History will record the development and approval of not one but several safe and effective vaccines against COVID-19 within a year of sequencing the virus that causes it as a scientific turning point – an accomplishment that sets a new standard that will forever alter expectations about what is possible in vaccine development.

The public research institutions, private companies, researchers and trial participants who made this possible deserve all the accolades they get. But as we often say, it’s not vaccines that save lives; it’s vaccinations. We now face an even greater task to vaccinate as much of the world’s population as possible as quickly as possible, and as equitably as possible.

By mid May 2021, high- and upper-middle income countries – 53% of the world’s population – had administered 83% of the world’s vaccines. Meanwhile, low- and lower-middle income countries, which make up 47% of the world’s people, had received just 17% of the world’s vaccines.
In January, I challenged the international community to work together to see vaccinations underway in all countries within the first 100 days of the year. By 10 April – the 100th day – all but 26 countries had started vaccinations, and of those, 12 were about to start, leaving 14 countries that had either not requested vaccines through COVAX or were not ready to start vaccinating.

But the amount of vaccines delivered has been totally insufficient. At the time of writing, COVAX has distributed almost 60 million doses of vaccine to 122 countries and economies – covering just 0.5% of their combined population of more than four billion.

The problem is not getting vaccines out of COVAX; the problem is getting them in. Severe supply constraints have deprived COVAX and the countries relying on it of the vaccines they need to protect their health workers and most at-risk people.

I understand full well that every government is obliged to protect its own people – and that’s what every government is trying to do. But we cannot defeat this virus one country at a time. The fastest way out of the pandemic is to suppress the virus everywhere at the same time. In time, there will be enough vaccines for everyone. But for now, vaccines are a limited resource that we must use as effectively as possible, which means distributing them as equitably as possible.

Beyond the moral imperative, there are sound epidemiological and economic reasons for vaccine equity. The longer the virus circulates anywhere, the more opportunity it has to mutate in ways that could make vaccines less effective, putting us all back at square one. And the longer the pandemic drags on, the longer the economic recovery does.
All this means that supporting vaccine equity is not charity. It is an investment in ending the pandemic, restoring confidence and driving a truly global recovery. It’s in every country’s own best interests.

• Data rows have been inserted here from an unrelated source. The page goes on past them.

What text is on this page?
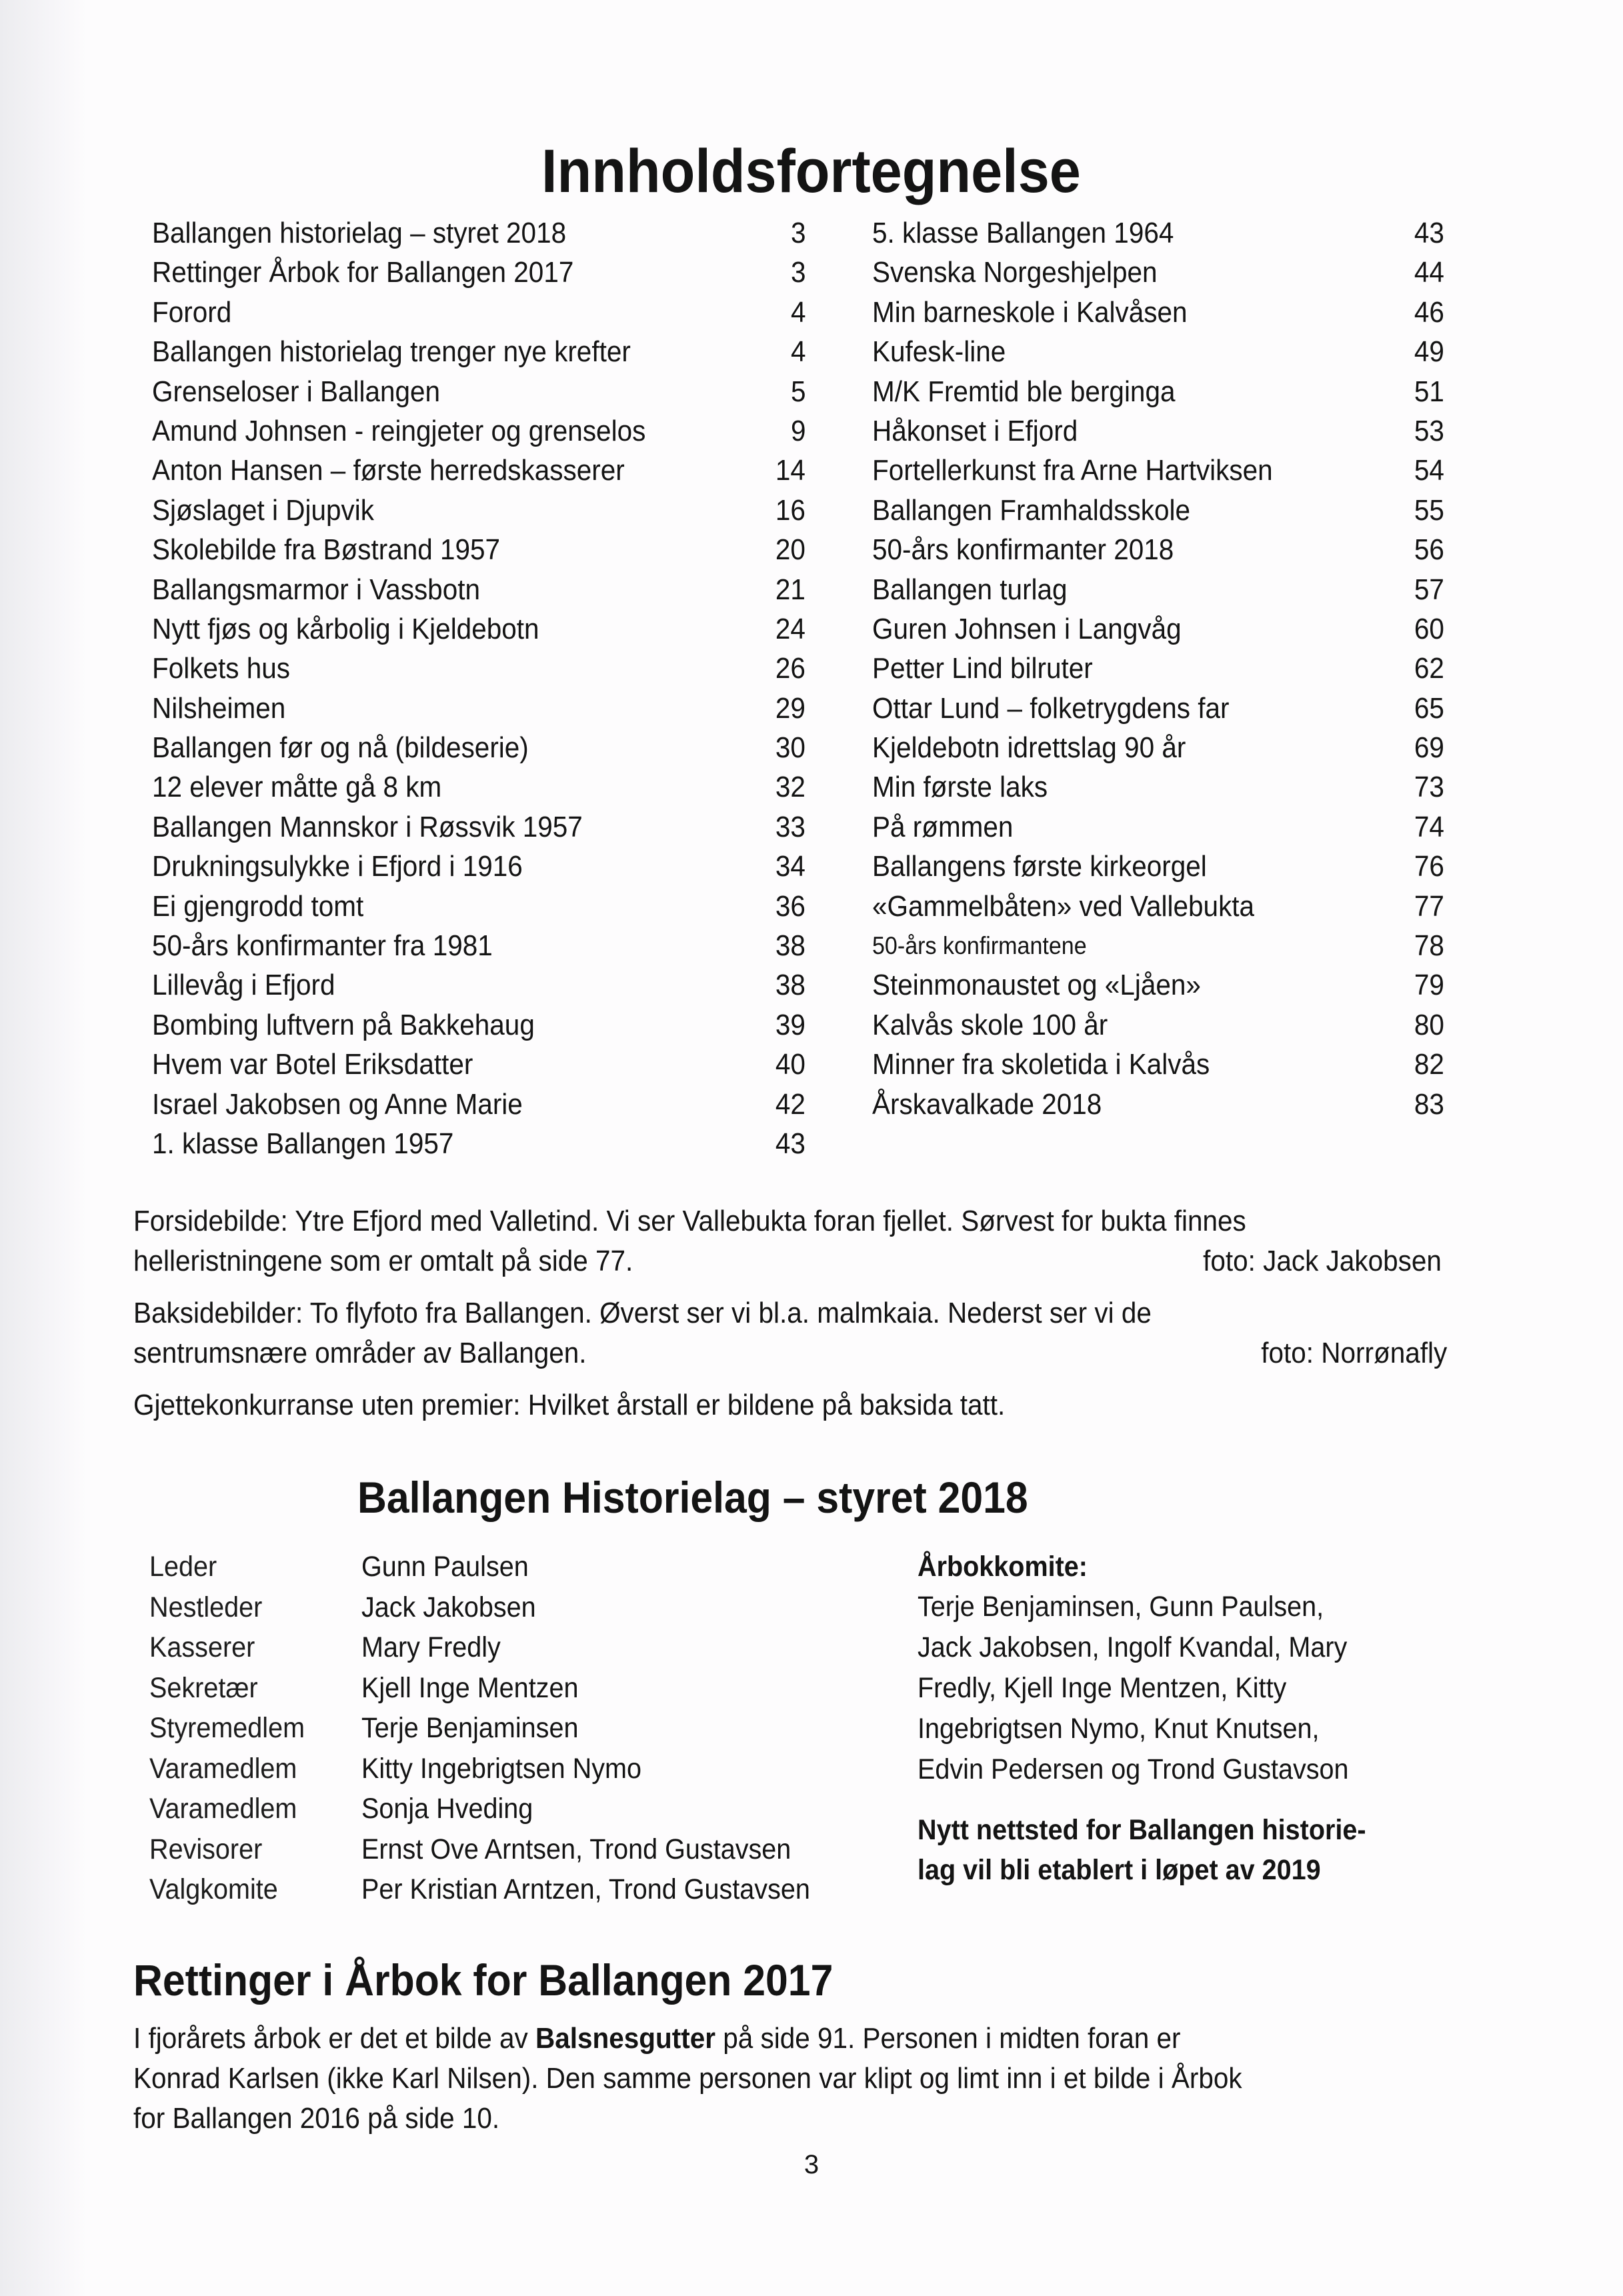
Innholdsfortegnelse
Ballangen historielag – styret 2018	3
Rettinger Årbok for Ballangen 2017	3
Forord	4
Ballangen historielag trenger nye krefter	4
Grenseloser i Ballangen	5
Amund Johnsen - reingjeter og grenselos	9
Anton Hansen – første herredskasserer	14
Sjøslaget i Djupvik	16
Skolebilde fra Bøstrand 1957	20
Ballangsmarmor i Vassbotn	21
Nytt fjøs og kårbolig i Kjeldebotn	24
Folkets hus	26
Nilsheimen	29
Ballangen før og nå (bildeserie)	30
12 elever måtte gå 8 km	32
Ballangen Mannskor i Røssvik 1957	33
Drukningsulykke i Efjord i 1916	34
Ei gjengrodd tomt	36
50-års konfirmanter fra 1981	38
Lillevåg i Efjord	38
Bombing luftvern på Bakkehaug	39
Hvem var Botel Eriksdatter	40
Israel Jakobsen og Anne Marie	42
1. klasse Ballangen 1957	43
5. klasse Ballangen 1964	43
Svenska Norgeshjelpen	44
Min barneskole i Kalvåsen	46
Kufesk-line	49
M/K Fremtid ble berginga	51
Håkonset i Efjord	53
Fortellerkunst fra Arne Hartviksen	54
Ballangen Framhaldsskole	55
50-års konfirmanter 2018	56
Ballangen turlag	57
Guren Johnsen i Langvåg	60
Petter Lind bilruter	62
Ottar Lund – folketrygdens far	65
Kjeldebotn idrettslag 90 år	69
Min første laks	73
På rømmen	74
Ballangens første kirkeorgel	76
«Gammelbåten» ved Vallebukta	77
50-års konfirmantene	78
Steinmonaustet og «Ljåen»	79
Kalvås skole 100 år	80
Minner fra skoletida i Kalvås	82
Årskavalkade 2018	83
Forsidebilde: Ytre Efjord med Valletind. Vi ser Vallebukta foran fjellet. Sørvest for bukta finnes
helleristningene som er omtalt på side 77.	foto: Jack Jakobsen
Baksidebilder: To flyfoto fra Ballangen. Øverst ser vi bl.a. malmkaia. Nederst ser vi de
sentrumsnære områder av Ballangen.	foto: Norrønafly
Gjettekonkurranse uten premier: Hvilket årstall er bildene på baksida tatt.
Ballangen Historielag – styret 2018
Leder	Gunn Paulsen
Nestleder	Jack Jakobsen
Kasserer	Mary Fredly
Sekretær	Kjell Inge Mentzen
Styremedlem Terje Benjaminsen
Varamedlem Kitty Ingebrigtsen Nymo
Varamedlem Sonja Hveding
Revisorer	Ernst Ove Arntsen, Trond Gustavsen
Valgkomite	Per Kristian Arntzen, Trond Gustavsen
Årbokkomite:
Terje Benjaminsen, Gunn Paulsen,
Jack Jakobsen, Ingolf Kvandal, Mary
Fredly, Kjell Inge Mentzen, Kitty
Ingebrigtsen Nymo, Knut Knutsen,
Edvin Pedersen og Trond Gustavson
Nytt nettsted for Ballangen historie-
lag vil bli etablert i løpet av 2019
Rettinger i Årbok for Ballangen 2017
I fjorårets årbok er det et bilde av Balsnesgutter på side 91. Personen i midten foran er
Konrad Karlsen (ikke Karl Nilsen). Den samme personen var klipt og limt inn i et bilde i Årbok
for Ballangen 2016 på side 10.
3
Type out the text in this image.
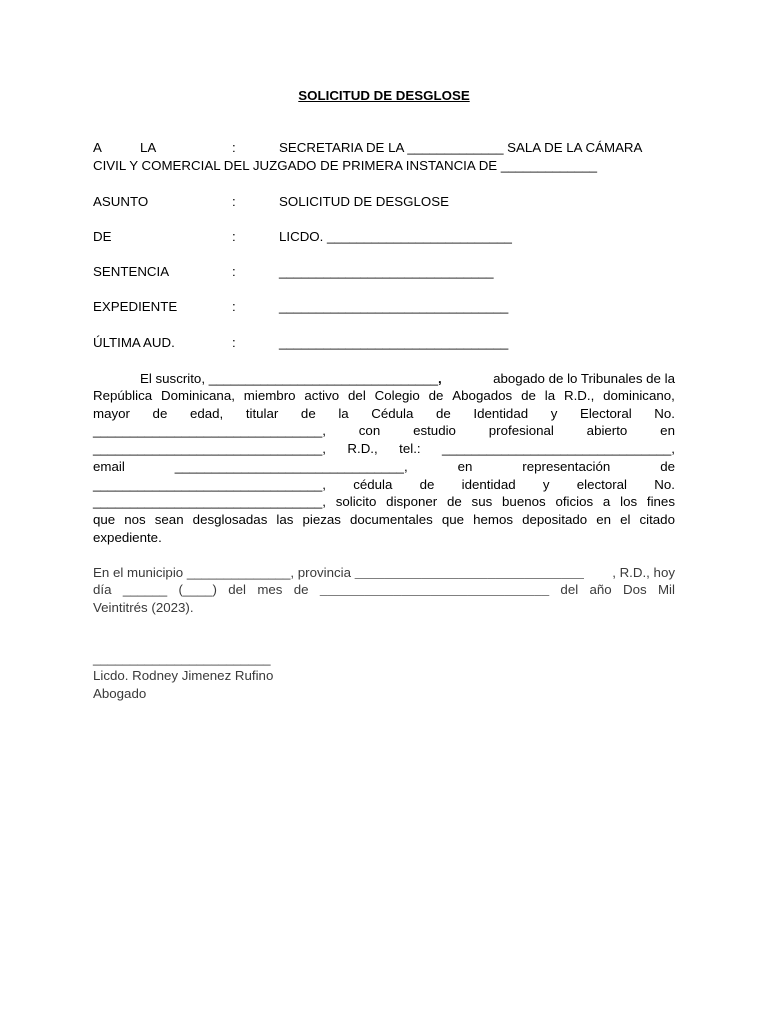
SOLICITUD DE DESGLOSE
A	LA	:	SECRETARIA DE LA _____________ SALA DE LA CÁMARA
CIVIL Y COMERCIAL DEL JUZGADO DE PRIMERA INSTANCIA DE _____________
ASUNTO	:	SOLICITUD DE DESGLOSE
DE	:	LICDO. _________________________
SENTENCIA	:	_____________________________
EXPEDIENTE	:	_______________________________
ÚLTIMA AUD.	:	_______________________________
El suscrito, _______________________________,	abogado de lo Tribunales de la
República Dominicana, miembro activo del Colegio de Abogados de la R.D., dominicano,
mayor de edad, titular de la Cédula de Identidad y Electoral No.
_______________________________, con estudio profesional abierto en
_______________________________, R.D., tel.: _______________________________,
email	_______________________________,	en	representación	de
_______________________________, cédula de identidad y electoral No.
_______________________________, solicito disponer de sus buenos oficios a los fines
que nos sean desglosadas las piezas documentales que hemos depositado en el citado
expediente.
En el municipio ______________, provincia _______________________________ , R.D., hoy
día ______ (____) del mes de _______________________________ del año Dos Mil
Veintitrés (2023).
________________________
Licdo. Rodney Jimenez Rufino
Abogado
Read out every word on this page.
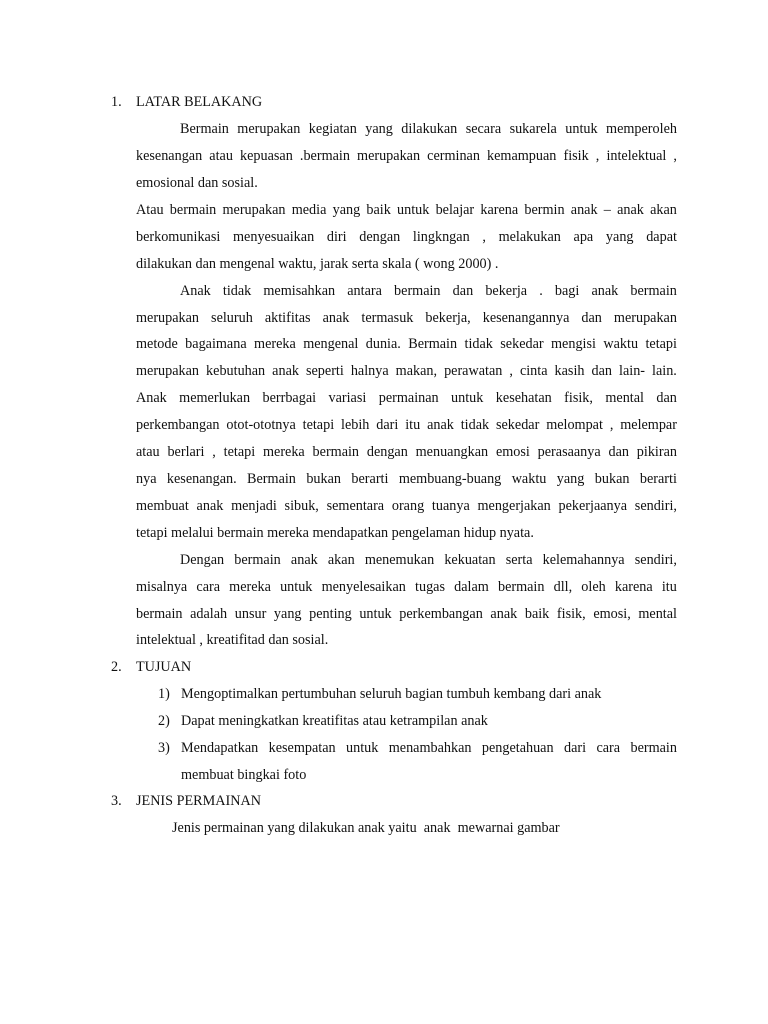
1. LATAR BELAKANG
Bermain merupakan kegiatan yang dilakukan secara sukarela untuk memperoleh
kesenangan atau kepuasan .bermain merupakan cerminan kemampuan fisik , intelektual ,
emosional dan sosial.
Atau bermain merupakan media yang baik untuk belajar karena bermin anak – anak akan
berkomunikasi menyesuaikan diri dengan lingkngan , melakukan apa yang dapat
dilakukan dan mengenal waktu, jarak serta skala ( wong 2000) .
Anak tidak memisahkan antara bermain dan bekerja . bagi anak bermain
merupakan seluruh aktifitas anak termasuk bekerja, kesenangannya dan merupakan
metode bagaimana mereka mengenal dunia. Bermain tidak sekedar mengisi waktu tetapi
merupakan kebutuhan anak seperti halnya makan, perawatan , cinta kasih dan lain- lain.
Anak memerlukan berrbagai variasi permainan untuk kesehatan fisik, mental dan
perkembangan otot-ototnya tetapi lebih dari itu anak tidak sekedar melompat , melempar
atau berlari , tetapi mereka bermain dengan menuangkan emosi perasaanya dan pikiran
nya kesenangan. Bermain bukan berarti membuang-buang waktu yang bukan berarti
membuat anak menjadi sibuk, sementara orang tuanya mengerjakan pekerjaanya sendiri,
tetapi melalui bermain mereka mendapatkan pengelaman hidup nyata.
Dengan bermain anak akan menemukan kekuatan serta kelemahannya sendiri,
misalnya cara mereka untuk menyelesaikan tugas dalam bermain dll, oleh karena itu
bermain adalah unsur yang penting untuk perkembangan anak baik fisik, emosi, mental
intelektual , kreatifitad dan sosial.
2. TUJUAN
1) Mengoptimalkan pertumbuhan seluruh bagian tumbuh kembang dari anak
2) Dapat meningkatkan kreatifitas atau ketrampilan anak
3) Mendapatkan kesempatan untuk menambahkan pengetahuan dari cara bermain
membuat bingkai foto
3. JENIS PERMAINAN
Jenis permainan yang dilakukan anak yaitu  anak  mewarnai gambar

With the leadership of the G7, we have an opportunity to fix the global imbalance in vaccine access, in three essential ways. First, we need to close the $19 billion funding gap for the Access to COVID-19 Tools Accelerator to provide the funds needed for vaccines, as well as diagnostics and therapeutics.

Second, we need countries to donate vaccines to COVAX immediately.
Third, we need to pull out all the stops to increase production. That includes voluntary licensing, sharing technology and know-how, and waiving intellectual property rights. We appreciate the recent announcement by the United States that it will support IP waiver negotiations at the World Trade Organization. There are those who argue that IP waivers are not the major barrier to scaling up vaccine production. I say, why leave any barrier in the way?

Solving the vaccine crisis is essential for bringing the pandemic and the economic turmoil it has caused to the swiftest possible end. But an even greater challenge lies ahead: how to ensure the lessons of the pandemic are learned and the right changes made to ensure it is never repeated.
The World Health Organization looks forward to working with our members to discuss the recommendations of the various panels and committees that have painstakingly reviewed various parts of the response.

Already it is clear that a global consensus is converging on the idea of a treaty on pandemic preparedness and response, to provide a framework
for international cooperation and solidarity, rooted in a strengthened, empowered and sustainably resourced WHO.

I am grateful to the G7 leaders who have so far expressed support for the proposed treaty, and I hope the other leaders will follow suit.
Now more than ever, this is a moment for bold, creative leadership not just to end the pandemic, but to build the foundations of global health security and a healthier, safer, fairer and more sustainable future.